Employing Disabled People and those with long term health conditions.
There can be good business reasons for encouraging applications from disabled people or those with a long term health condition.
- It can increase the number and available choice of high quality applicants.
- Most people with an impairment can work alongside other colleagues with no – or very little – special assistance. Some people may need an adjustment to their working environment or working practices, but these are not necessarily expensive or complicated; and there may be financial or support based assistance available.

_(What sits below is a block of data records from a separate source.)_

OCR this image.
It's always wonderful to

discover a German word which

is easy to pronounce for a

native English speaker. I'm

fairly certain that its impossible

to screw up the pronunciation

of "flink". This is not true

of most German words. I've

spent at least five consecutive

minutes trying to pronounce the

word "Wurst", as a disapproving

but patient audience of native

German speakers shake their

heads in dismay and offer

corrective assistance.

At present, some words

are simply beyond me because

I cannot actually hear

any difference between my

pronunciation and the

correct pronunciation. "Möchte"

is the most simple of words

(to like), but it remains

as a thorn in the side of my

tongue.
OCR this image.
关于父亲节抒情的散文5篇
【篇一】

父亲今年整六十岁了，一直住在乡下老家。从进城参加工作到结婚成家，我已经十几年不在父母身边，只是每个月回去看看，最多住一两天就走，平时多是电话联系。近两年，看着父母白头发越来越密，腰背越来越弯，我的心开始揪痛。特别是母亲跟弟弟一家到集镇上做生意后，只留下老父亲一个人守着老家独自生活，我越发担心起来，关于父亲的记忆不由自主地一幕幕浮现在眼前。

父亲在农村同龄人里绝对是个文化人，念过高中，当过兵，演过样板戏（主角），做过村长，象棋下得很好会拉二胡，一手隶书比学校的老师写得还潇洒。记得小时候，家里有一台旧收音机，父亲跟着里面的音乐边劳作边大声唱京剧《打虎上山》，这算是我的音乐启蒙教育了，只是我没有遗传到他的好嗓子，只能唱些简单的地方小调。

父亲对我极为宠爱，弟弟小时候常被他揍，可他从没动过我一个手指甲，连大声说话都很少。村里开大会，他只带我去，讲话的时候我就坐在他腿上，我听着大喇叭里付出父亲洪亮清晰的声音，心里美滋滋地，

- Some of these adjustments can also bring benefits for other employees and customers, such as using wheelchair access ramps (easier for parents with toddlers using pushchairs), handrails on steep steps or simply promoting a company as an equal opportunities employer.
- It is nearly always more cost effective to retain an experienced, skilled employee who has become ill or disabled, than to recruit and train new staff given the costs involved. It is also good for the individual.
- It can bring additional useful skills to the business, such as the ability to use Sign Language
- Some employers have found disabled employees stay in the job for longer, and have a strong commitment to work as well as good punctuality and low rates of absence. Equally some individuals can make a valued contribution to the work place by being prepared to carry out essential but perhaps routine and/or repetitive tasks very well.
- It can help create a workforce that reflects the diverse range of contacts the business has and the community in which it is based. This may can also help increase the number of customers with impairments using an employer’s service and improve staff morale, since they will view the organisation as more representative and diverse.
- Under certain circumstances, it can be lawful for an employer to treat a disabled person more favourably in comparison to a non-disabled person. The new “positive action provisions” of the 2010 Equality Act mean that an employer may recruit or promote a candidate who is of equal merit to another candidate, if he or she reasonably thinks the candidate: has a “protected characteristic” such as disability, that is underrepresented in the workforce; or that people with that characteristic suffer a disadvantage connected to that characteristic.
- Adopting good practice and complying with the duties and requirements of the Equality Act raises a profile as a good employer and reduces the risk of litigation.
The Disability Confident scheme is designed to help recruit and retain disabled people and people with health conditions for their skills and talent.
The Chartered Institute of Personnel and Development (CIPD) has published comprehensive information about disability and employment.
The RNIB has published a comprehensive guide to vocational rehabilitation, that is, helping someone with a health problem to stay at, return to, or remain in work.